Hi I was trying to understand Theoerem 2.4.5 of Hormander's book "An Introduction to Complex Analysis in Several Variables". It shows the existence and uniqueness of power series expansion of any holomorphic function in a connect Reinhardt domain containing the origin. However I don't have a big picture of how to prove it, like why we construct $\Omega_\epsilon$. Below are some of my questions so far:
how to show $\Omega_\epsilon$ is open?
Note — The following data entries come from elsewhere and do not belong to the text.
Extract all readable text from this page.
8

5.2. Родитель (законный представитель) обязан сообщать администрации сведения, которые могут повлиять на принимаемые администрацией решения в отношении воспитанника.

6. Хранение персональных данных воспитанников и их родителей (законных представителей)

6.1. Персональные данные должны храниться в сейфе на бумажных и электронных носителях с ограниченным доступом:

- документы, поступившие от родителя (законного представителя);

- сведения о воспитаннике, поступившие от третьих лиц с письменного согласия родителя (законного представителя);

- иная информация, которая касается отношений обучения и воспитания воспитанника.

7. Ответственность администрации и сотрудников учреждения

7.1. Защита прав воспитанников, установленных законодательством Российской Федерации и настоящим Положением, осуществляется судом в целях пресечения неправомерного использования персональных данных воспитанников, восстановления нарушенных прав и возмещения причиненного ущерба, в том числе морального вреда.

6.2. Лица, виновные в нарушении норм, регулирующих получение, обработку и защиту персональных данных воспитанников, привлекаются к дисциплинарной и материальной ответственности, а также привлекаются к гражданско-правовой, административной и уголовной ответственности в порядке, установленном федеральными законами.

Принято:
I was trying to use definition and inverse triangle inequality to prove it but it was unsuccessful.
Why do we need the component of $\Omega_\epsilon$, denoted by $\Omega_\epsilon^\prime$. Furthermore, why we need to note that $\Omega = \cup_{\epsilon > 0} \Omega_\epsilon^\prime$ and then when $z \in \Omega_\epsilon^\prime$, we define a such integral, called $g(z)$?
How to show $g(z)$ is holomorphic in $\Omega_\epsilon$? I know if we can show it, then we can apply the principle of analytic continuation to derive $f = g$.
Any help will be appreciated!
Overview. A Reinhardt domain $D$ is a region that can be characterized by its schematic diagram in absolute space (the space of absolute values of the coordinate entries). For example, in two complex variables, if $D$ is Reinhardt, then $(z_1, z_2)\in D \iff (|z_1|,|z_2|)\in D $ Consequently, to visualize $D$ we first sketch the diagram in absolute space comprising all ordered pairs of non-negative real values $ (r_1, r_2)$ in $D$. Denote this absolute region in the first quadrant of the real plane $[0,\infty] \times [0, \infty]$ by $|D|$.
Suggestion. Work through Hormander's proof in a 2D special case. Try drawing an open region $|D|$ in 2D absolute space that worms around in the plane starting from an open nbd of the origin.
In Hormander's presentation, the idea is to use a single dilation parameter $\epsilon$ that parametrizes a family of smaller Reinhardt domains that blossom out to fill the full set $\Omega$.
Answers to your numbered questions.
The nested family of open subsets $\Omega(\epsilon) \subset \Omega$ allow us to sneak up on the full set $\Omega$ with smaller Reinhardt subdomains of $\Omega$ each of which can be dilated up slightly and still fit in $\Omega$. That wiggle room allows us to write a multivariate Cauchy integral representation for $f(z)$ valid in each subdomain. The wiggle room ensures that the Cauchy integral can be evaluated by expanding the integrand as multivariate power series term-wise that converges on the subdomain. (Multivariate geometric series expansion. ) Hormander does this at the end of the proof.
The open subdomain $\Omega (\epsilon)$ is a countable union of open connected components, one of which contains the origin, which is the center point of all of our power series expansions. As we vary $\epsilon$ this special component balloons up to become all of $\Omega$. It is the only component that we really care about.
As stated in proof, " differentiation under the integral sign shows that it is holomorphic".